MAG_ZEROPOINT = 32.19
flux_g = get_flux_parameter()
flux_r = get_flux_parameter()
mag_g = DependentParameter(lambda f: -2.5 * np.log10(f) + MAG_ZEROPOINT, flux_g)
mag_r = DependentParameter(lambda f: -2.5 * np.log10(f) + MAG_ZEROPOINT, flux_r)
col = DependentParameter(lambda g,r: g - r, mag_g, mag_r)
add_prior(col, 0.5, 0.3)

group_g = mesgroup['g']
group_r = mesgroup['r']
add_model(group_g, PointSourceModel(x, y, flux_g))
add_model(group_r, PointSourceModel(x, y, flux_r))
add_output_column('mag_g', mag_g)
add_output_column('mag_r', mag_r)
...

Fig. 6 shows the impact of the prior on the color-magnitude diagram.

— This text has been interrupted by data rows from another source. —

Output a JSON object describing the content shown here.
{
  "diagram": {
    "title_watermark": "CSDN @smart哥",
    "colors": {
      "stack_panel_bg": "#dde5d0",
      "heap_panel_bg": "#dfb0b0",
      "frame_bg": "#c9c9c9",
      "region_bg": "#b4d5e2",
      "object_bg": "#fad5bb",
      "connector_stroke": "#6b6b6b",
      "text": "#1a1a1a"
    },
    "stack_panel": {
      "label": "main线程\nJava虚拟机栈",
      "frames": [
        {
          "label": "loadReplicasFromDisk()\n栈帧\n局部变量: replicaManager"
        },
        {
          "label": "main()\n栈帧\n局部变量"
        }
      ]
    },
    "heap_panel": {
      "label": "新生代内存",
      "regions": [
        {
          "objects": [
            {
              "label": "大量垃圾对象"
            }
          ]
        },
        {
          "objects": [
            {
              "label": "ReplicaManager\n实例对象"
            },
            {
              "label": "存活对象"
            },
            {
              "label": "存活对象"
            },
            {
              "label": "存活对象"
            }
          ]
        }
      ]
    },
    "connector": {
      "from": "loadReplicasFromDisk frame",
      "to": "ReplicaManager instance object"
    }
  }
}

_images/colorprior.svg — Fig. 6 Effect of a Gaussian prior (centered on 0.5 mag with standard deviation 0.3 mag) on \(g - r\) source color measurements.¶

Minimization¶

Minimization of the loss function \(\lambda(\boldsymbol{q})\) is carried out using the Levenberg-Marquardt algorithm. Two Levenberg-Marquardt engines are supported in the current version of SourceXtractor++: the LevMar library [19], and the GSL implementation. LevMar approximates the Jacobian matrix of the model from finite differences using Broyden’s [20] rank one updates, which results in less evaluations of the model and \(\approx\) 30% faster processing. The default engine is levmar, but can be switched to gsl if preferred using the set_engine() function, e.g.:

set_engine('gsl')

The fit is done inside a disk which diameter is scaled to include the isophotal footprint of the object, plus the FWHM of the PSF, plus a 20 % margin.

\(1\,\sigma\) uncertainty estimates are provided for most measurement parameters; they are obtained from the full covariance matrix of the fit, which is itself computed by inverting the approximate Hessian matrix of \(\lambda(\boldsymbol{q})\) at the solution.